Dave’s answer was equally unexpected: “Sure, why not?”

It wasn’t just Dave’s chemistry background that made acting a surprise. A few months earlier, Dave had been diagnosed with pancreatic cancer. The cancer was a less aggressive form, but he had a monthly treatment regimen to stop the growth of tumors and manage secondary symptoms. (As you might expect, Dave described this treatment in great scientific detail.)

Why audition? He had done some acting in high school. When his kids were younger, he’d appeared in a few homemade plays for a church fund-raiser.

There was also the benefit of spending more time with Emily. The two saw each other mostly on Sunday evenings, when Dave dropped by Emily’s apartment for a weekly movie night. The two of them like the kind of action movies that Leanne “isn’t into,” Dave says.

But there was something deeper. The 66-year-old says throughout his life, and especially after the cancer diagnosis, he has felt that “God wants me to learn something. He’s trying to teach me.”

For Dave, life is for learning. School, work, marriage, fatherhood, church, retirement, cancer—each milestone is a chapter in God’s unfolding story. In Dave’s view, openness to new experiences, even something as offbeat as acting, is staying alert to God’s teaching.

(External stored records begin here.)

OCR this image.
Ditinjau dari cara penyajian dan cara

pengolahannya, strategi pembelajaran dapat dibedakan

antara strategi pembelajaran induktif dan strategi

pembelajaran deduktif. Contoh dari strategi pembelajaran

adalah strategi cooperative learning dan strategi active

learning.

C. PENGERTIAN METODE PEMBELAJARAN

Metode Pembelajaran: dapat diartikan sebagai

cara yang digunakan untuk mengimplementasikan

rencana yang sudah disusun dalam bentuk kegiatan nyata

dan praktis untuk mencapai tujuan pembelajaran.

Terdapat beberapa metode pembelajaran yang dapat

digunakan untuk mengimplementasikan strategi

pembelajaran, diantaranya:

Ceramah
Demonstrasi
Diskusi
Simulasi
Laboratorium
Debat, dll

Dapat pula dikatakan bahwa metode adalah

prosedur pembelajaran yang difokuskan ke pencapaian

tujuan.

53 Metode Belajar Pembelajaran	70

Dave landed the role of Constable Jones, who has four lines and finds what turns out to be a vital clue. He and Emily rehearsed during the drive to and from the theater. Dave got to watch his daughter shine onstage. His theater friends rallied around him as he underwent treatment. He has since acted in one more play and plans to audition for another this summer.

Dave says acting has deepened his relationship with Emily—and with God. “I feel as if God’s not done with me yet,” he says. “I’m still around and, in the meantime, getting lessons about love.”